Teens belong to Generation Z, the small cohort coming along behind the large Millennial generation. Gen Z is just beginning to reach working age. Pew Research uses 1997 as the end of the Millennial generation, while acknowledging that "no chronological end point has been set for this group." If the oldest Gen Zers were born in 1998, they're turning 17 this year.

Over the next couple of decades, the smallness of Generation Z will lead to tightness in the labor market, argues Levanon. He bases this on a metric called the 17-to-64 gap. It's the idea that the labor force grows when the number of 17-year- olds (who are about to turn 18 and enter prime working age) exceeds the number of 64-year-olds (who are about to turn 65 and exit the prime working age cohort).

As recently as 2000 there were still 2 million more 17- year-olds than 64-year-olds. The gap shrank to around 700,000 in 2011 as the oldest boomers hit age 65 and it will shrink to almost nothing by the mid-2020's, Levanon says, citing Census Bureau projections.

"The contribution to population growth of this gap is about 0.4 [percentage point] now, and it will gradually shrink to almost zero in the next decade," Levanon and his colleague Michael Paterra wrote in a blog post last month.

The growth in America's working-age population in the 2020s will be sustained primarily by immigration, Levanon and Paterra write. And it won't be much: a measly 0.2 percent or so in 2025, down from around 1.3 percent in 2000.

These numbers may sound surprising, but they aren't exactly pulled from thin air. They're based on Census Bureau projections. In a new report, the Census Bureau projects that the working-age share of the population will fall from 62 percent in 2014 to 58 percent in 2030, then level off.

Of course, this is only the supply side of the equation. Whether the dearth of Gen Zers results in labor shortages depends on the demand side--namely, how much labor the economy will need in coming years. Some economists argue that computerization, robots, and foreign outsourcing will kill demand for workers.

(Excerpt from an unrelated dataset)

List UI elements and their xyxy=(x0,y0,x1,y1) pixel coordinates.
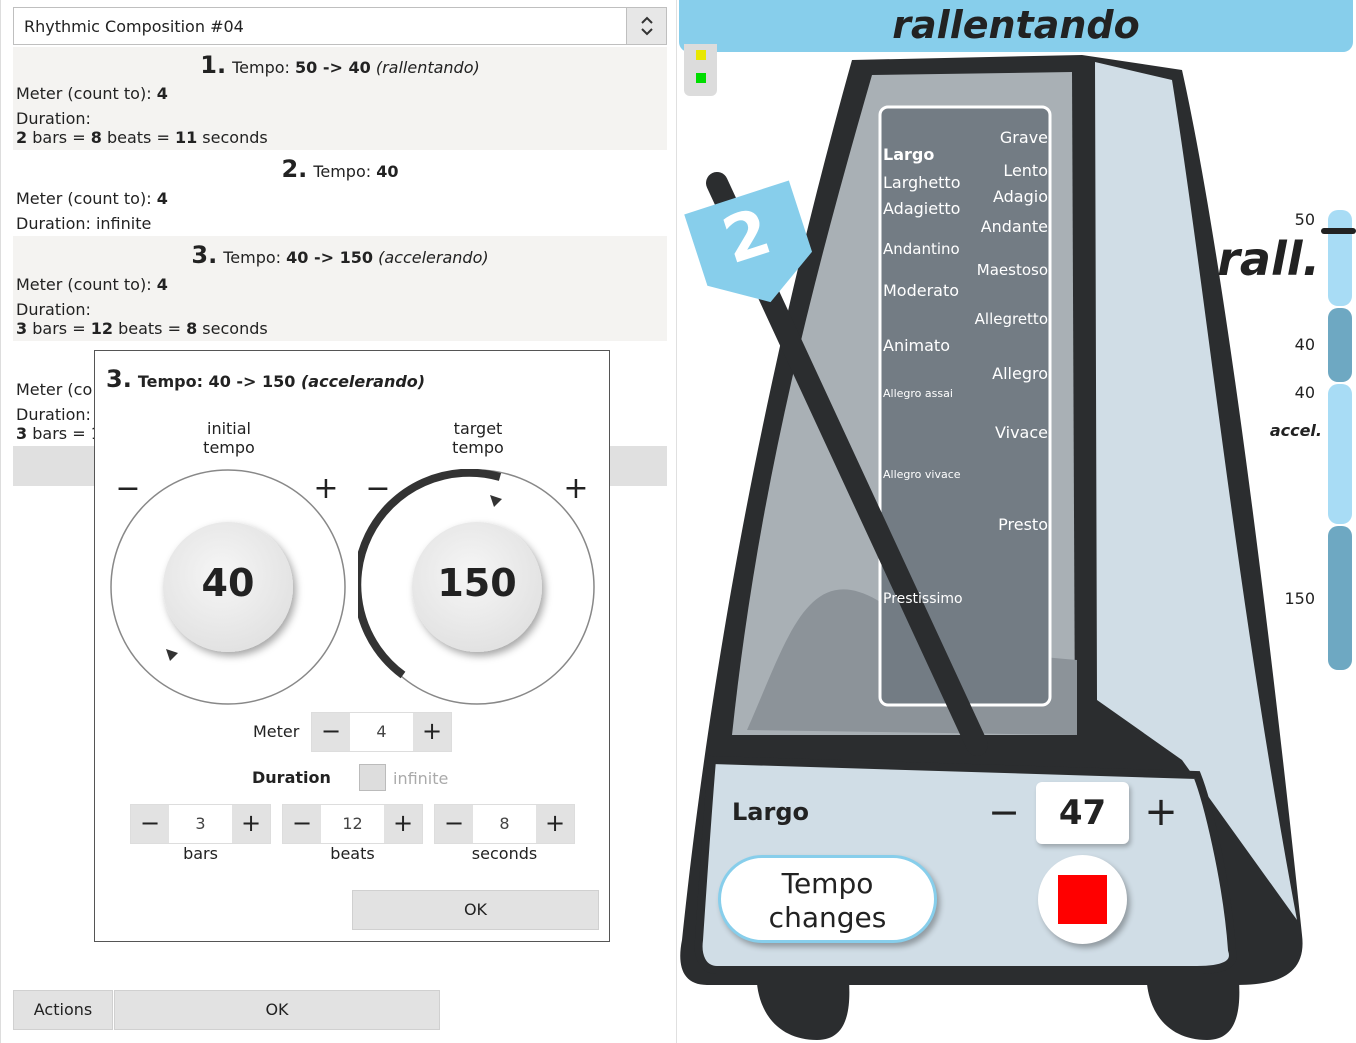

Others say that those forces will simply free up American workers for jobs that can't yet be imagined yet, as happened during the transition from farm to factory and later from factory to the service economy.

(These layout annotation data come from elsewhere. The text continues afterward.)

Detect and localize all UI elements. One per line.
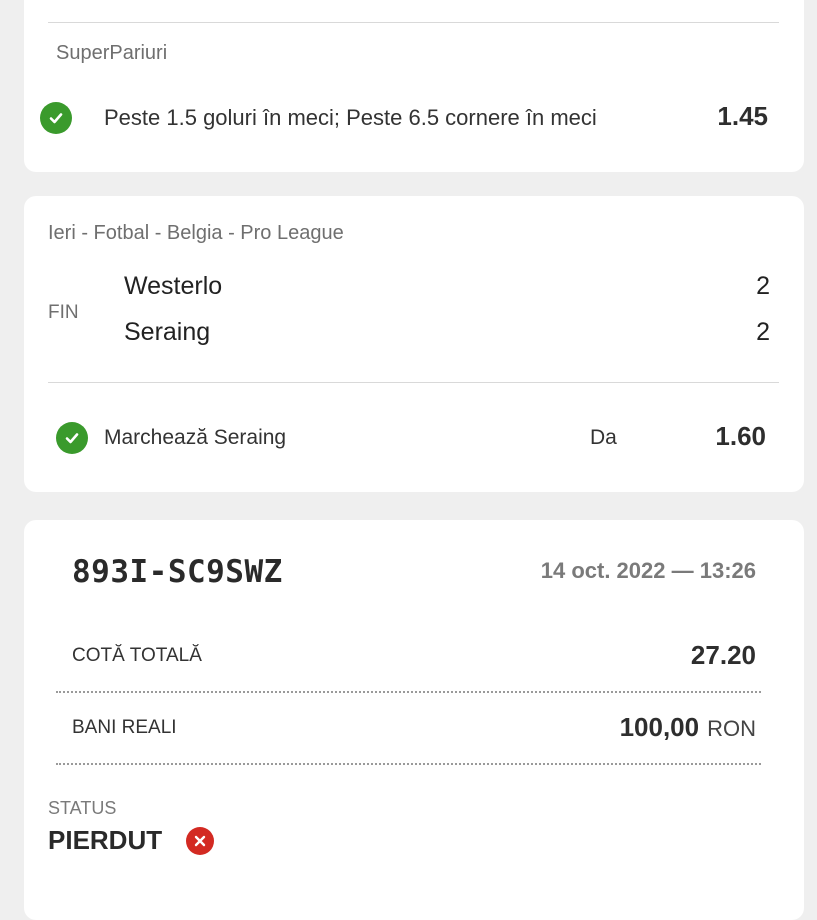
x-circle-icon — [186, 827, 214, 855]
total-odds-label: COTĂ TOTALĂ — [72, 645, 202, 666]
bet-category: SuperPariuri — [56, 42, 168, 64]
away-score: 2 — [756, 318, 770, 346]
market-pick: Da — [590, 426, 617, 449]
stake-amount: 100,00 — [619, 712, 700, 742]
home-team: Westerlo — [124, 272, 223, 300]
check-circle-icon — [56, 422, 88, 454]
selection-odds: 1.60 — [715, 421, 766, 451]
bet-card-superpariuri: SuperPariuri Peste 1.5 goluri în meci; P… — [24, 0, 804, 172]
dotted-divider — [56, 763, 761, 765]
stake-currency: RON — [707, 716, 756, 741]
ticket-code: 893I-SC9SWZ — [72, 554, 283, 590]
stake-amount-group: 100,00 RON — [620, 712, 756, 743]
dotted-divider — [56, 691, 761, 693]
selection-odds: 1.45 — [717, 101, 768, 131]
selection-label: Peste 1.5 goluri în meci; Peste 6.5 corn… — [104, 105, 597, 130]
event-info: Ieri - Fotbal - Belgia - Pro League — [48, 222, 344, 244]
ticket-datetime: 14 oct. 2022 — 13:26 — [540, 558, 756, 583]
ticket-summary-card: 893I-SC9SWZ 14 oct. 2022 — 13:26 COTĂ TO… — [24, 520, 804, 920]
stake-label: BANI REALI — [72, 717, 177, 738]
card-divider — [48, 382, 779, 383]
market-label: Marchează Seraing — [104, 426, 287, 449]
bet-card-match: Ieri - Fotbal - Belgia - Pro League FIN … — [24, 196, 804, 492]
status-label: STATUS — [48, 798, 117, 818]
card-divider — [48, 22, 779, 23]
away-team: Seraing — [124, 318, 211, 346]
total-odds-value: 27.20 — [690, 640, 756, 670]
check-circle-icon — [40, 102, 72, 134]
match-status: FIN — [48, 302, 79, 323]
status-value: PIERDUT — [48, 825, 163, 855]
home-score: 2 — [756, 272, 770, 300]
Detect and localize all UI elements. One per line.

If labor shortages do develop, one force that could ameliorate the problem is the rise of what a new report from McKinsey Global Institute calls "online talent platforms"-- websites like LinkedIn, Glassdoor, and Monster that match people with traditional jobs, plus online marketplaces like TaskRabbit and Uber that connect people to contingent or freelance work. Worldwide, "Up to 540 million individuals could benefit from online talent platforms by 2025," the institute says.